Science is objective—but are all scientists objective? via Nation of Change

By Karl Grossman August 25, 2020

There is science—and then there is scientific vested interests.

With a denier of science in The White House—whether it has to do with the climate crisis or Covid-19 and so on—there is a major push, including by Democratic officials, for making science the basis for governmental decision-making.

That’s completely understandable.

But what about the push by some scientists to politically further areas of science and technology which they favor? Science might be objective—but that doesn’t mean all scientists are.

Take Congressman Bill Foster. 

An atomic physicist from Illinois, for 23 years he worked at Fermilab in Illinois, established in the 1960s and run by the U.S. Atomic Energy Commission. With the AEC disbanded in the 1970s, it fell under the U.S. Department of Energy, which still runs it.

Foster, elected to the U.S. House of Representatives in 2012 on the Democratic line is—no surprise—a booster of atomic energy. “As a scientist, Bill Foster believes that nuclear power can be made safe, and has been made safe in the United States,” it is declared on his billfoster.com website. “Waste disposal remains a technically possible but politically unsolved problem.”

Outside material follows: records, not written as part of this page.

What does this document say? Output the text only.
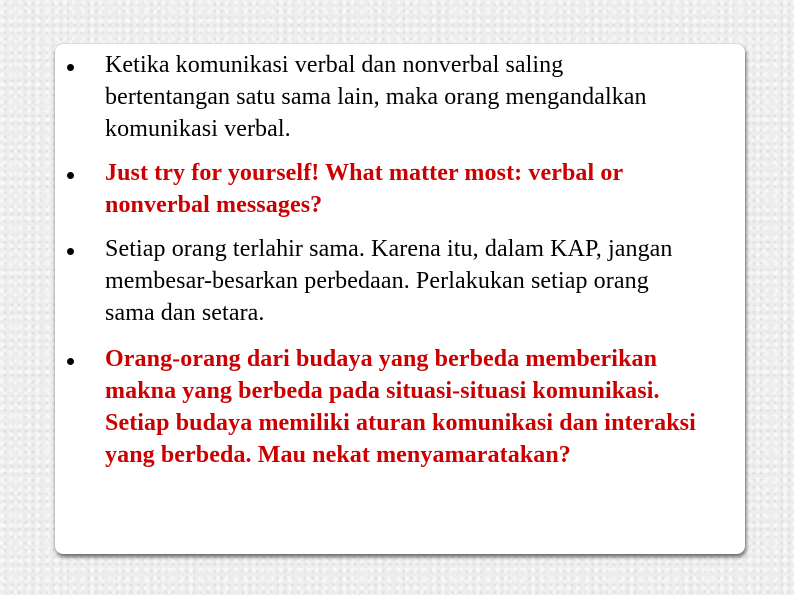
Ketika komunikasi verbal dan nonverbal saling bertentangan satu sama lain, maka orang mengandalkan komunikasi verbal.

Just try for yourself! What matter most: verbal or nonverbal messages?

Setiap orang terlahir sama. Karena itu, dalam KAP, jangan membesar-besarkan perbedaan. Perlakukan setiap orang sama dan setara.

Orang-orang dari budaya yang berbeda memberikan makna yang berbeda pada situasi-situasi komunikasi. Setiap budaya memiliki aturan komunikasi dan interaksi yang berbeda. Mau nekat menyamaratakan?
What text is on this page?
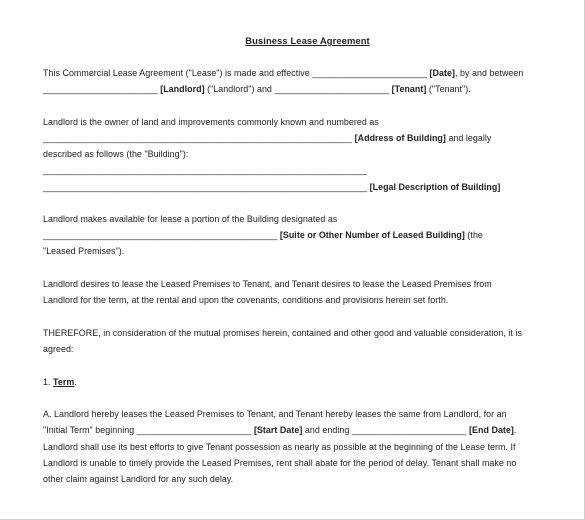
Business Lease Agreement
This Commercial Lease Agreement ("Lease") is made and effective _______________________ [Date], by and between
_______________________ [Landlord] ("Landlord") and _______________________ [Tenant] ("Tenant").
Landlord is the owner of land and improvements commonly known and numbered as
______________________________________________________________ [Address of Building] and legally
described as follows (the "Building"):
_________________________________________________________________
_________________________________________________________________ [Legal Description of Building]
Landlord makes available for lease a portion of the Building designated as
_______________________________________________ [Suite or Other Number of Leased Building] (the
"Leased Premises").
Landlord desires to lease the Leased Premises to Tenant, and Tenant desires to lease the Leased Premises from
Landlord for the term, at the rental and upon the covenants, conditions and provisions herein set forth.
THEREFORE, in consideration of the mutual promises herein, contained and other good and valuable consideration, it is
agreed:
1. Term.
A. Landlord hereby leases the Leased Premises to Tenant, and Tenant hereby leases the same from Landlord, for an
"Initial Term" beginning _______________________ [Start Date] and ending _______________________ [End Date].
Landlord shall use its best efforts to give Tenant possession as nearly as possible at the beginning of the Lease term. If
Landlord is unable to timely provide the Leased Premises, rent shall abate for the period of delay. Tenant shall make no
other claim against Landlord for any such delay.
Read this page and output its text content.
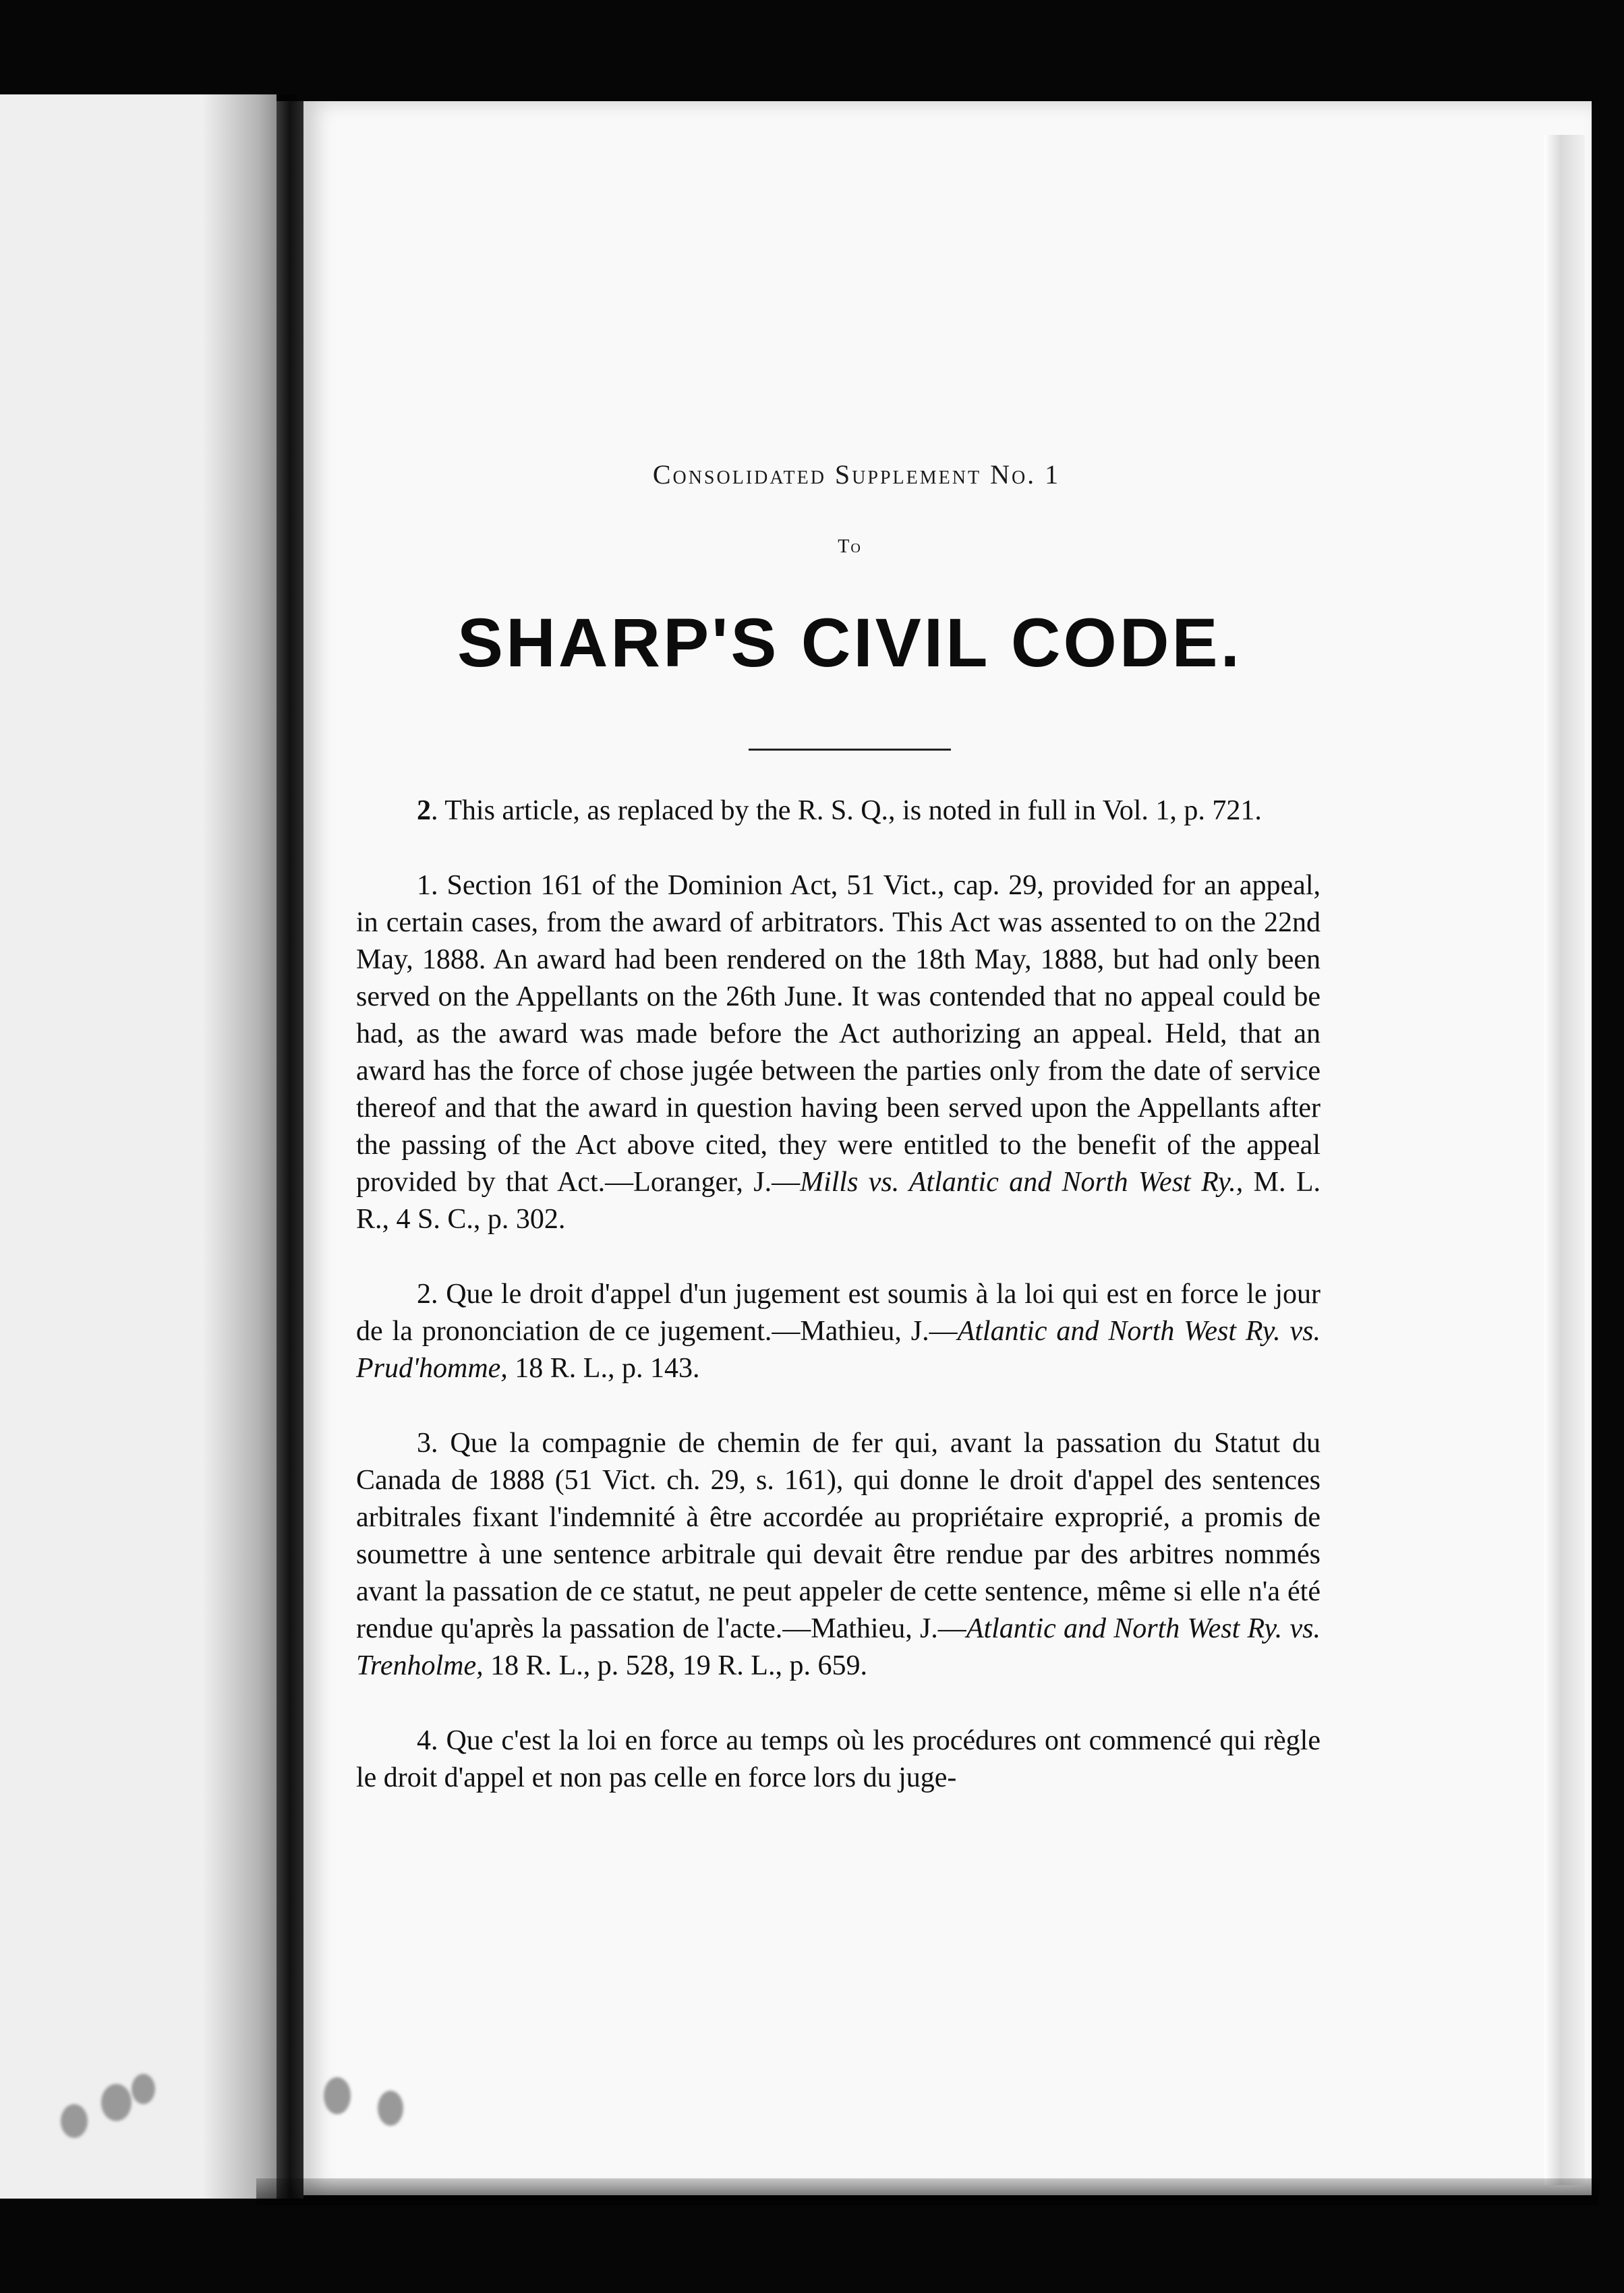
Consolidated Supplement No. 1
To
SHARP'S CIVIL CODE.

2. This article, as replaced by the R. S. Q., is noted in full in Vol. 1, p. 721.

1. Section 161 of the Dominion Act, 51 Vict., cap. 29, provided for an appeal, in certain cases, from the award of arbitrators. This Act was assented to on the 22nd May, 1888. An award had been rendered on the 18th May, 1888, but had only been served on the Appellants on the 26th June. It was contended that no appeal could be had, as the award was made before the Act authorizing an appeal. Held, that an award has the force of chose jugée between the parties only from the date of service thereof and that the award in question having been served upon the Appellants after the passing of the Act above cited, they were entitled to the benefit of the appeal provided by that Act.—Loranger, J.—Mills vs. Atlantic and North West Ry., M. L. R., 4 S. C., p. 302.

2. Que le droit d'appel d'un jugement est soumis à la loi qui est en force le jour de la prononciation de ce jugement.—Mathieu, J.—Atlantic and North West Ry. vs. Prud'homme, 18 R. L., p. 143.

3. Que la compagnie de chemin de fer qui, avant la passation du Statut du Canada de 1888 (51 Vict. ch. 29, s. 161), qui donne le droit d'appel des sentences arbitrales fixant l'indemnité à être accordée au propriétaire exproprié, a promis de soumettre à une sentence arbitrale qui devait être rendue par des arbitres nommés avant la passation de ce statut, ne peut appeler de cette sentence, même si elle n'a été rendue qu'après la passation de l'acte.—Mathieu, J.—Atlantic and North West Ry. vs. Trenholme, 18 R. L., p. 528, 19 R. L., p. 659.

4. Que c'est la loi en force au temps où les procédures ont commencé qui règle le droit d'appel et non pas celle en force lors du juge-
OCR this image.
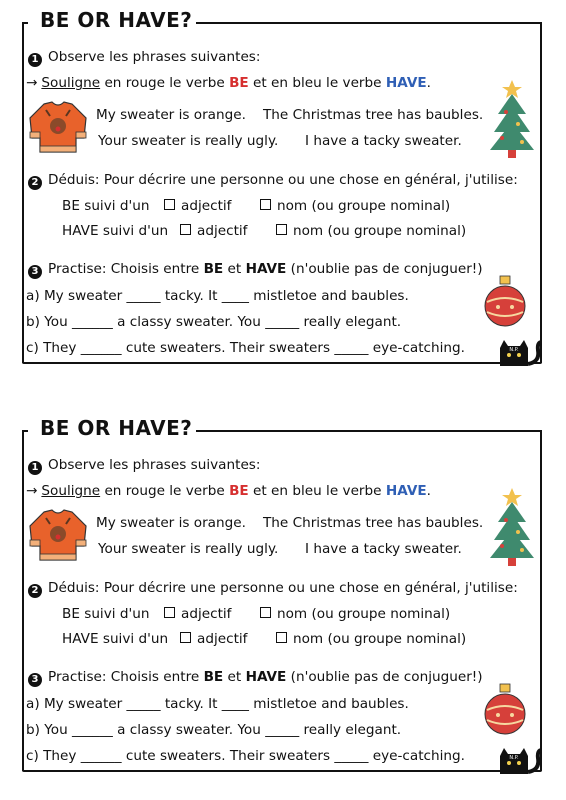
BE OR HAVE?
1 Observe les phrases suivantes:
→ Souligne en rouge le verbe BE et en bleu le verbe HAVE.
My sweater is orange. The Christmas tree has baubles.
Your sweater is really ugly. I have a tacky sweater.
2 Déduis: Pour décrire une personne ou une chose en général, j'utilise:
BE suivi d'un	adjectif	nom (ou groupe nominal)
HAVE suivi d'un	adjectif	nom (ou groupe nominal)
3 Practise: Choisis entre BE et HAVE (n'oublie pas de conjuguer!)
a) My sweater _____ tacky. It ____ mistletoe and baubles.
b) You ______ a classy sweater. You _____ really elegant.
c) They ______ cute sweaters. Their sweaters _____ eye-catching.	N.P.
BE OR HAVE?
1 Observe les phrases suivantes:
→ Souligne en rouge le verbe BE et en bleu le verbe HAVE.
My sweater is orange. The Christmas tree has baubles.
Your sweater is really ugly. I have a tacky sweater.
2 Déduis: Pour décrire une personne ou une chose en général, j'utilise:
BE suivi d'un	adjectif	nom (ou groupe nominal)
HAVE suivi d'un	adjectif	nom (ou groupe nominal)
3 Practise: Choisis entre BE et HAVE (n'oublie pas de conjuguer!)
a) My sweater _____ tacky. It ____ mistletoe and baubles.
b) You ______ a classy sweater. You _____ really elegant.
c) They ______ cute sweaters. Their sweaters _____ eye-catching.	N.P.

“What is missing in the nuclear debate,” it says, “is an accurate understanding of the costs of nuclear compared to other low-carbon sources, “In the short-term it appears that low natural gas prices from hydro-fracturing technology [fracking] may make the capital investment in new nuclear plants hard to justify—even at sites where the licensing and environmental permitting is already in place. In the longer term, we should press ahead with advanced technologies such as inherently safe High-Temperature Gas [atomic] Reactors with high Carnot efficiency and noncorrosive coolants, small modular reactor designs, inertial and magnetically confined fusion energy, and accelerator-driven Thorium cycle energy production.”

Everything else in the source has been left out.